SYDNEY (Reuters) - Australian Prime Minister Anthony Albanese will attend the NATO summit in July, his office said on Friday, days after his New Zealand counterpart, Chris Hipkins, confirmed his attendance.
Australia and New Zealand are not members of the North Atlantic Treaty Organization (NATO) but have a decades-long relationship with the Western alliance. Both countries attended last year's summit in Madrid as non-member participants.
The summit this year will be held in the Lithuanian capital Vilnius.
Albanese's office said in a statement that Australia shared with NATO members "a commitment to supporting democracy, peace, and security and upholding the rule of law" as the group looks to expand and strengthen ties.
Finland became its 31st member this month in a historic policy shift, roughly doubling the length of the border NATO shares with Russia.

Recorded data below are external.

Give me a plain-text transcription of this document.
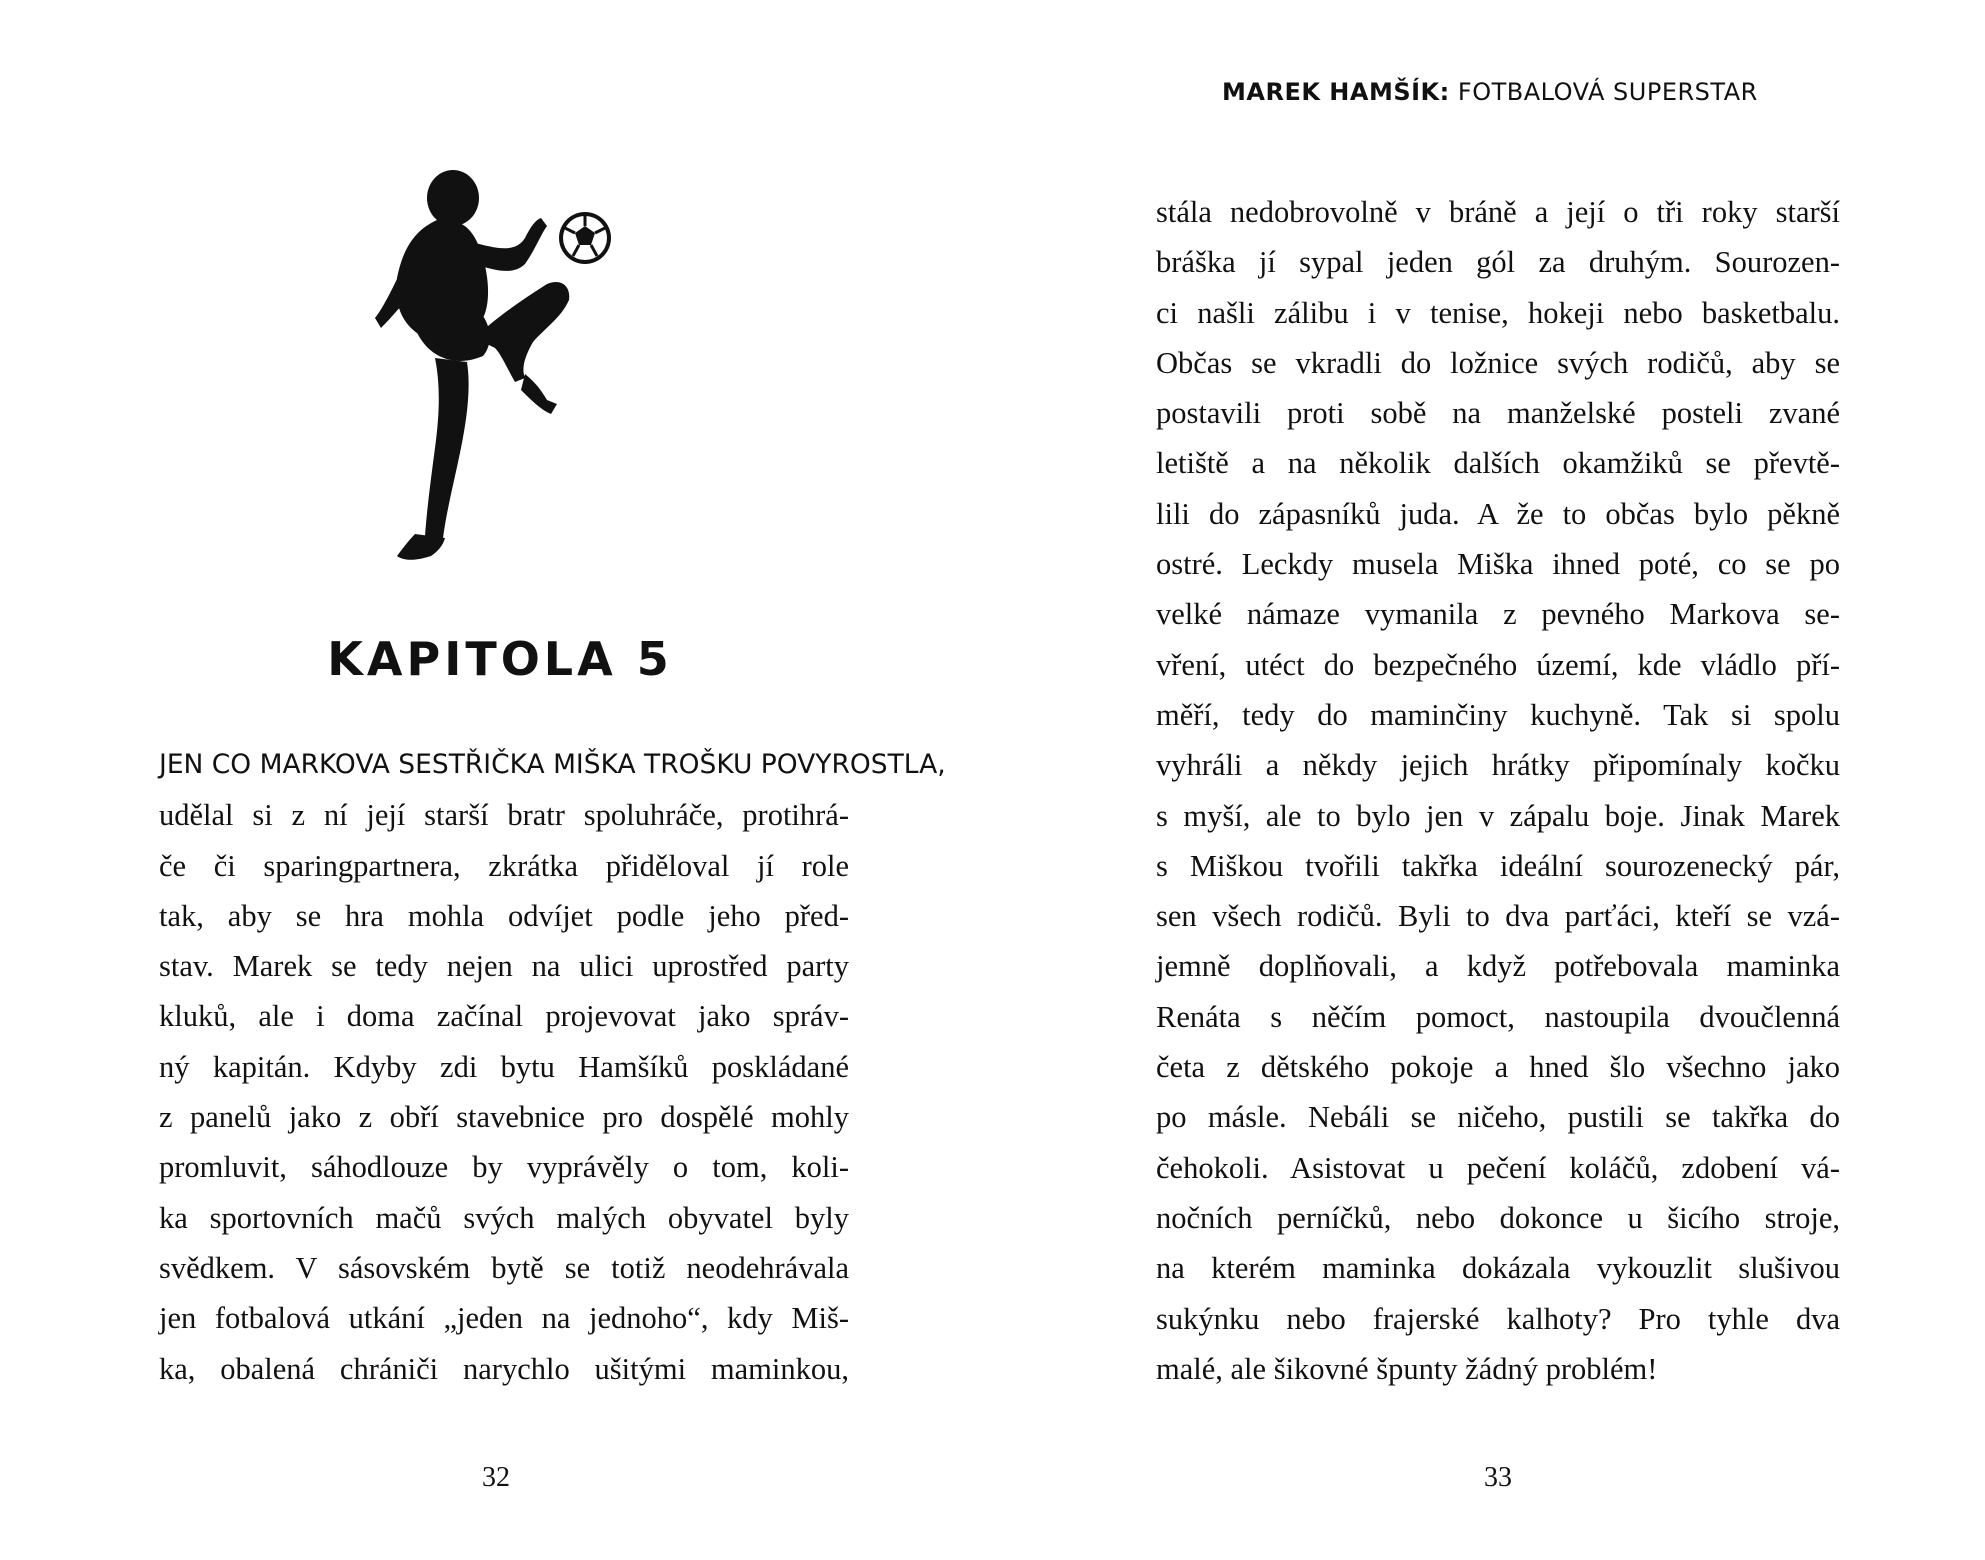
KAPITOLA 5
JEN CO MARKOVA SESTŘIČKA MIŠKA TROŠKU POVYROSTLA,
udělal si z ní její starší bratr spoluhráče, protihrá-
če či sparingpartnera, zkrátka přiděloval jí role
tak, aby se hra mohla odvíjet podle jeho před-
stav. Marek se tedy nejen na ulici uprostřed party
kluků, ale i doma začínal projevovat jako správ-
ný kapitán. Kdyby zdi bytu Hamšíků poskládané
z panelů jako z obří stavebnice pro dospělé mohly
promluvit, sáhodlouze by vyprávěly o tom, koli-
ka sportovních mačů svých malých obyvatel byly
svědkem. V sásovském bytě se totiž neodehrávala
jen fotbalová utkání „jeden na jednoho“, kdy Miš-
ka, obalená chrániči narychlo ušitými maminkou,
32
MAREK HAMŠÍK: FOTBALOVÁ SUPERSTAR
stála nedobrovolně v bráně a její o tři roky starší
bráška jí sypal jeden gól za druhým. Sourozen-
ci našli zálibu i v tenise, hokeji nebo basketbalu.
Občas se vkradli do ložnice svých rodičů, aby se
postavili proti sobě na manželské posteli zvané
letiště a na několik dalších okamžiků se převtě-
lili do zápasníků juda. A že to občas bylo pěkně
ostré. Leckdy musela Miška ihned poté, co se po
velké námaze vymanila z pevného Markova se-
vření, utéct do bezpečného území, kde vládlo pří-
měří, tedy do maminčiny kuchyně. Tak si spolu
vyhráli a někdy jejich hrátky připomínaly kočku
s myší, ale to bylo jen v zápalu boje. Jinak Marek
s Miškou tvořili takřka ideální sourozenecký pár,
sen všech rodičů. Byli to dva parťáci, kteří se vzá-
jemně doplňovali, a když potřebovala maminka
Renáta s něčím pomoct, nastoupila dvoučlenná
četa z dětského pokoje a hned šlo všechno jako
po másle. Nebáli se ničeho, pustili se takřka do
čehokoli. Asistovat u pečení koláčů, zdobení vá-
nočních perníčků, nebo dokonce u šicího stroje,
na kterém maminka dokázala vykouzlit slušivou
sukýnku nebo frajerské kalhoty? Pro tyhle dva
malé, ale šikovné špunty žádný problém!
33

Neighbouring Sweden has also applied to join.
"The Prime Minister's attendance ... will be an important opportunity to reinforce Australia's support for these global norms, demonstrate solidarity in response to Russia's illegal and immoral invasion of Ukraine, and advocate for Australia’s economic, climate and trade agenda," the statement said.
Albanese had previously said he was still considering whether to travel to the summit.
Australia, one of the largest non-NATO contributors to the West's support for Ukraine, has been supplying aid and defence equipment and has banned exports of alumina and aluminium ores, including bauxite, to Russia.